By stepknee - 14/10/2009 02:31 - United States

Today, we had a fire drill in my dorm, and I live on the 7th floor of my building. They shut the elevators down and I had to walk down 14 flights of steps. I shattered my kneecap last week. They turned the alarm off when I got to the first floor. FML
I agree, your life sucks 34 601
You deserved it 2 171

Same thing different taste

Top comments

elevators can be death traps in a real fire, and are reserved for the fire dept to use to fight the fire anyway. your RA/School staff should have been aware of your injury, and made a plan to help you, and any other resident with mobility/health issues to get whatever assistance needed to safely evacuate. try talking to the housing dept, or, if they are stubborn, contact the FD on the non-emergency line, and ask why the evac plan for the school doesn't address injured or disabled persons. if there is no plan, its a serious shortcoming that needs to be addressed. if they just forgot you, someone needs to get their butt chewed out.

Comments

As someone who has shattered my kneecap, I feel your pain. It is a slow slow process to go down stairs.
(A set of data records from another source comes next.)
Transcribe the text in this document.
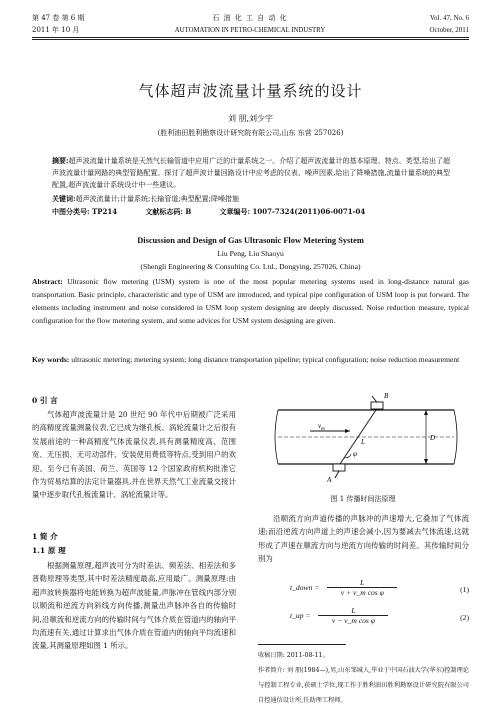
第 47 卷 第 6 期
2011 年 10 月
石 油 化 工 自 动 化
AUTOMATION IN PETRO-CHEMICAL INDUSTRY
Vol. 47, No. 6
October, 2011
气体超声波流量计量系统的设计
刘 朋,刘少宇
(胜利油田胜利勘察设计研究院有限公司,山东 东营 257026)
摘要:超声波流量计量系统是天然气长输管道中应用广泛的计量系统之一。介绍了超声波流量计的基本原理、特点、类型,给出了超声波流量计量网路的典型管路配置。探讨了超声波计量回路设计中应考虑的仪表、噪声因素,给出了降噪措施,流量计量系统的典型配置,超声波流量计系统设计中一些建议。
关键词:超声波流量计;计量系统;长输管道;典型配置;降噪措施
中图分类号: TP214	文献标志码: B	文章编号: 1007-7324(2011)06-0071-04
Discussion and Design of Gas Ultrasonic Flow Metering System
Liu Peng, Liu Shaoyu
(Shengli Engineering & Consulting Co. Ltd., Dongying, 257026, China)
Abstract: Ultrasonic flow metering (USM) system is one of the most popular metering systems used in long-distance natural gas transportation. Basic principle, characteristic and type of USM are introduced, and typical pipe configuration of USM loop is put forward. The elements including instrument and noise considered in USM loop system designing are deeply discussed. Noise reduction measure, typical configuration for the flow metering system, and some advices for USM system designing are given.
Key words: ultrasonic metering; metering system; long distance transportation pipeline; typical configuration; noise reduction measurement
0 引 言
气体超声波流量计是 20 世纪 90 年代中后期被广泛采用的高精度流量测量仪表,它已成为继孔板、涡轮流量计之后很有发展前途的一种高精度气体流量仪表,具有测量精度高、范围宽、无压损、无可动部件、安装使用费低等特点,受到用户的欢迎。至今已有美国、荷兰、英国等 12 个国家政府机构批准它作为贸易结算的法定计量器具,并在世界天然气工业流量交接计量中逐步取代孔板流量计、涡轮流量计等。
1 简 介
1.1 原 理
根据测量原理,超声波可分为时差法、频差法、相差法和多普勒原理等类型,其中时差法精度最高,应用最广。测量原理:由超声波转换器将电能转换为超声波能量,声脉冲在管线内部分别以顺流和逆流方向斜线方向传播,测量出声脉冲各自的传输时间,沿顺流和逆流方向的传输时间与气体介质在管道内的轴向平均流速有关,通过计算求出气体介质在管道内的轴向平均流速和流量,其测量原理如图 1 所示。
B
$v_m$
L
φ
D
A
图 1 传播时间法原理
沿顺流方向声道传播的声脉冲的声速增大,它叠加了气体流速;而沿逆流方向声道上的声速会减小,因为要减去气体流速,这就形成了声速在顺流方向与逆流方向传输的时间差。其传输时间分别为
t_down = $\frac{L}{\text{v + v\_m cos φ}}$	(1)
t_up = $\frac{L}{\text{v − v\_m cos φ}}$	(2)
收稿日期: 2011-08-11。
作者简介: 刘 朋(1984—),男,山东邹城人,毕业于中国石油大学(华东)控制理论与控制工程专业,获硕士学位,现工作于胜利油田胜利勘察设计研究院有限公司自控通信设计所,任助理工程师。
If that was me with a shattered kneecap, I would've just said "Ugh...**** it. I'll die in a fire before putting forth effort".

dawnia_tbone07 0

I can totally feel your pain. I tore my MCL and IT band a few months ago, and stairs have been a b**** ever since. I can't imagine having to do 6+ floors in an "emergency" FYL

ouch you couldnt just get a pas sof something? how did you shatter your kneecap???

mr_miyagi 0

Well then you're gonna die if theres a fire

oh_geeze 0

oh my god. that really sucks. I'm sorry :(

just be glad it was just a drill and not the real thing.

wilt 0

Well then take the elevator back up. Oh yeah, maybe you should point out to your dorm supervisor that they need to make arangements to help the injured or wheelchair bound out of the dorm. That's what drills are for, to find problem areas before a fire actually occurs.
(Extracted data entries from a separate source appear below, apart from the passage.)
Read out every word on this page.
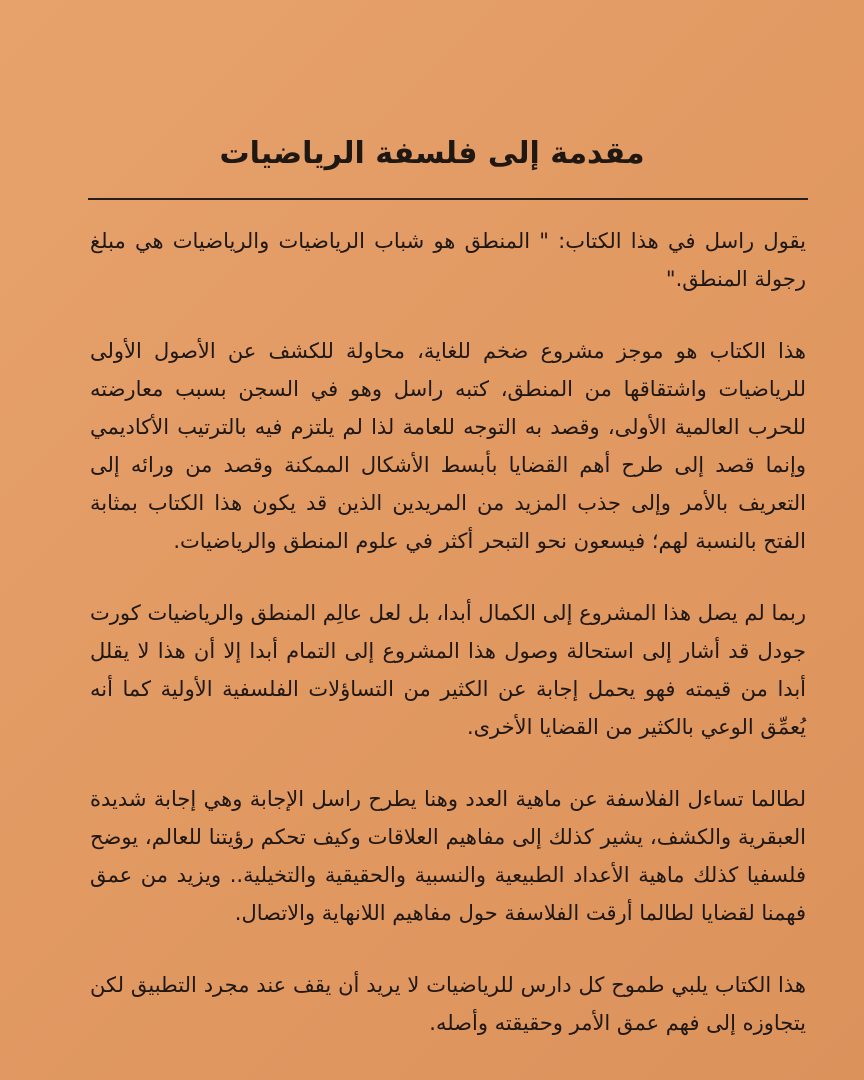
مقدمة إلى فلسفة الرياضيات

يقول راسل في هذا الكتاب: " المنطق هو شباب الرياضيات والرياضيات هي مبلغ رجولة المنطق."

هذا الكتاب هو موجز مشروع ضخم للغاية، محاولة للكشف عن الأصول الأولى للرياضيات واشتقاقها من المنطق، كتبه راسل وهو في السجن بسبب معارضته للحرب العالمية الأولى، وقصد به التوجه للعامة لذا لم يلتزم فيه بالترتيب الأكاديمي وإنما قصد إلى طرح أهم القضايا بأبسط الأشكال الممكنة وقصد من ورائه إلى التعريف بالأمر وإلى جذب المزيد من المريدين الذين قد يكون هذا الكتاب بمثابة الفتح بالنسبة لهم؛ فيسعون نحو التبحر أكثر في علوم المنطق والرياضيات.

ربما لم يصل هذا المشروع إلى الكمال أبدا، بل لعل عالِم المنطق والرياضيات كورت جودل قد أشار إلى استحالة وصول هذا المشروع إلى التمام أبدا إلا أن هذا لا يقلل أبدا من قيمته فهو يحمل إجابة عن الكثير من التساؤلات الفلسفية الأولية كما أنه يُعمِّق الوعي بالكثير من القضايا الأخرى.

لطالما تساءل الفلاسفة عن ماهية العدد وهنا يطرح راسل الإجابة وهي إجابة شديدة العبقرية والكشف، يشير كذلك إلى مفاهيم العلاقات وكيف تحكم رؤيتنا للعالم، يوضح فلسفيا كذلك ماهية الأعداد الطبيعية والنسبية والحقيقية والتخيلية.. ويزيد من عمق فهمنا لقضايا لطالما أرقت الفلاسفة حول مفاهيم اللانهاية والاتصال.

هذا الكتاب يلبي طموح كل دارس للرياضيات لا يريد أن يقف عند مجرد التطبيق لكن يتجاوزه إلى فهم عمق الأمر وحقيقته وأصله.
They used to do these once per semester in my dorm. But they'd always do them in the middle of the week between 10:00 and 12:00 at night. Half the students would be asleep and would have to wake up, find their way down the flights of stairs, stand outside in their pajamas in the dark and cold for over an hour (while the firefighters made sure everyone was out of the building), then climb back up the stairs to our rooms. If you dared to accidentally lock your door when you left, the firefighters would break it down to fake-save you.